The guidance notes that there are potential benefits and disbenefits of such a move, adding that the decision should be taken with care to mitigate foreseeable and avoidable risks.
It cites the following policy considerations:
- safety implications involved in restricting motorcyclists to general traffic lanes, against the possible problems of allowing motorcyclists into the bus lane
- effect on other vulnerable road users, especially pedestrians and cyclists
- possible impact on bus journey time reliability due to additional traffic in the bus lane
- reduction in congestion for other traffic on routes currently used by motorcyclists
- potential for motorcycling to become a genuine choice for road users if it is seen as a more convenient means of transport
- potential for overall improvements in transport efficiency
- local publicity to help advise road users of a policy change
The guidance also advises councils to consider the continuity of bus lane routes that admit motorcycles, warning that intermittent permission can be confusing and may pose enforcement difficulties.

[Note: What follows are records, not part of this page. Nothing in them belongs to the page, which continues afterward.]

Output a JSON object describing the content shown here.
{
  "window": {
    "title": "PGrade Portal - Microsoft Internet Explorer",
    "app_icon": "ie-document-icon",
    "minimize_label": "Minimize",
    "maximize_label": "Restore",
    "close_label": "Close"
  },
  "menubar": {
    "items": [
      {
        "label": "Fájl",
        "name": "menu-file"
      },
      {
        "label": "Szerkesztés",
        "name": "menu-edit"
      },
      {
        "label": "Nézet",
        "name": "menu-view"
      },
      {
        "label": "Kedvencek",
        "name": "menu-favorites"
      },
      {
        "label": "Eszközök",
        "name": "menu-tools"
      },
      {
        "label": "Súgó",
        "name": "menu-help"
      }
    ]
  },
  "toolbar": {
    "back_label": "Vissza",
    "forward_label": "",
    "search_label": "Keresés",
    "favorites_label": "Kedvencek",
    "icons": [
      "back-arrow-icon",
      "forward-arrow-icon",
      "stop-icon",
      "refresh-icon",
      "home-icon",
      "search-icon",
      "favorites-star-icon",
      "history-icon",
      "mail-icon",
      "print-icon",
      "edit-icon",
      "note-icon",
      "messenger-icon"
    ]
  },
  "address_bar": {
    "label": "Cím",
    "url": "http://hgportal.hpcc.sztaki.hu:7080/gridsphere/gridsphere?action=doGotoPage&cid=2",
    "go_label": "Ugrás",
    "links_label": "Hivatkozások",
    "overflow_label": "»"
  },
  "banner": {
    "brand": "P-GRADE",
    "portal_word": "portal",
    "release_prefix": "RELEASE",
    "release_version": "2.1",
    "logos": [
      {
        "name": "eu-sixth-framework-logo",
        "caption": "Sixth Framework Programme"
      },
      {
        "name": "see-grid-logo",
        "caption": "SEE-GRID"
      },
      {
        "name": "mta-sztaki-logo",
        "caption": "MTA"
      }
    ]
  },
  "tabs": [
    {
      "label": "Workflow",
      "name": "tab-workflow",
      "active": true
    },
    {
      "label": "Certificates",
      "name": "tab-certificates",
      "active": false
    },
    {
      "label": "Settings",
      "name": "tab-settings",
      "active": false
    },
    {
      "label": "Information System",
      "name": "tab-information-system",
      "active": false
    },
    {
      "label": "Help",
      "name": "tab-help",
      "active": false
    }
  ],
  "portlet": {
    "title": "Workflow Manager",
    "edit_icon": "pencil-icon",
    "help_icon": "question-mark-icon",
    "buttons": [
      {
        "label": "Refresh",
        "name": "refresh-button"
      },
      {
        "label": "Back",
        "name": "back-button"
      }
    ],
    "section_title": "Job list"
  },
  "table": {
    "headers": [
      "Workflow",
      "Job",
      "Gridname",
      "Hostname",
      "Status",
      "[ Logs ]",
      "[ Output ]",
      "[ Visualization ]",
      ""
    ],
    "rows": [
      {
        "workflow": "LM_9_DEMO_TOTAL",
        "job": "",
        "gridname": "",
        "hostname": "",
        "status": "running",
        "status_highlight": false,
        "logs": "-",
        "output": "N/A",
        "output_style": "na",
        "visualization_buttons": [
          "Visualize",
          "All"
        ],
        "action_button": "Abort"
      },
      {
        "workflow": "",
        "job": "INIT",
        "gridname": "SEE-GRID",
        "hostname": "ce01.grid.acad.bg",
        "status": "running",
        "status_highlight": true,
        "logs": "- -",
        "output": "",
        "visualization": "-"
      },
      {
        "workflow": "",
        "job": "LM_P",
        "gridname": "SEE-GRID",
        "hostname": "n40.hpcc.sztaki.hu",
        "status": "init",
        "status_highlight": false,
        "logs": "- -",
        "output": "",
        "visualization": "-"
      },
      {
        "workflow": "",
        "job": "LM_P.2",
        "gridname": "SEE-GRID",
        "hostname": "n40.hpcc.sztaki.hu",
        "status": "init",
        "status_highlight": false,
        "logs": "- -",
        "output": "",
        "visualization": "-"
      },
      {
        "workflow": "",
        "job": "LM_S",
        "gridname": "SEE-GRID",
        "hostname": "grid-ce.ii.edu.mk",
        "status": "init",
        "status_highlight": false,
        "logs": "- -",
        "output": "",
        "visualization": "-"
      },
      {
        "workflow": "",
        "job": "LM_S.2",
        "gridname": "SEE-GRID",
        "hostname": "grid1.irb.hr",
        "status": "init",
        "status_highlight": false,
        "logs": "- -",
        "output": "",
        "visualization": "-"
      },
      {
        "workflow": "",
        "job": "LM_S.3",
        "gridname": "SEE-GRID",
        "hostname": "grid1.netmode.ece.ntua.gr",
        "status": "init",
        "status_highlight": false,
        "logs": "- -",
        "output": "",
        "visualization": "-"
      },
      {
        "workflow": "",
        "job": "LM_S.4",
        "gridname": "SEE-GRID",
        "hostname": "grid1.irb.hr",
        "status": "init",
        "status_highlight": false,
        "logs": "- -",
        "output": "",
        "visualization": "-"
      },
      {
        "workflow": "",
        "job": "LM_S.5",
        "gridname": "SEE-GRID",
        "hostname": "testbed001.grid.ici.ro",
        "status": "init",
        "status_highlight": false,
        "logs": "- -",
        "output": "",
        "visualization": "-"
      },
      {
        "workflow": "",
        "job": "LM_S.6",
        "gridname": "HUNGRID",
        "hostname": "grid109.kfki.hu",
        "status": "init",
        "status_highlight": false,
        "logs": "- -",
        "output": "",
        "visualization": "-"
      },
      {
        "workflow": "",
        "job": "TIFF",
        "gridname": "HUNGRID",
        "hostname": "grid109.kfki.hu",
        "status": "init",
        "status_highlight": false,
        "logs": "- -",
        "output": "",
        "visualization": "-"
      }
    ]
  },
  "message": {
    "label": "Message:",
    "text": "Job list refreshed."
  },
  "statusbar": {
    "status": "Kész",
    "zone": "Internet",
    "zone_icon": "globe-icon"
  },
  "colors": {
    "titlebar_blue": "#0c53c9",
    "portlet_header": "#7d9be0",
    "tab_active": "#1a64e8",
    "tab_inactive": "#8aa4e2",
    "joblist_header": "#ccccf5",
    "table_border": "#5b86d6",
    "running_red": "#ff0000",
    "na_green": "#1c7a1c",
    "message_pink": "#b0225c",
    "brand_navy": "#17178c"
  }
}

The sign to TSRGD diagram 959B showing the start of a bus lane
Among safety issues that councils are advised to consider are visibility, the impact on pedestrians who may be expecting slow moving vehicles, and any potential for conflict between motorcycles and pedal cycles.
The guidance also highlights the risk or turning vehicles at junctions, noting that allowing motorcyclists into the bus lane reduces the risk of them turning across the bus lane but that there may be an increased risk of vehicles turning across the path of motorcycles.
The guidance does not specifically address the potential for coloured bus lane surfaces to have different level of grip from the main carriageway, although it does note that motorcyclists typically require smooth and non-slippery surfaces.
The Institute of Highway Engineers’ Guidelines for Motorcycling notes that ‘Road designers and traffic engineers need to understand how some design features, benign to other road users, can present a particular hazard to motorcyclists’ and that ‘factors affecting motorcyclists include skid resistance’.
The DfT guidance also recommends that councils should consult when introducing motorcyclists into a bus lane and provides advice on monitoring and enforcement.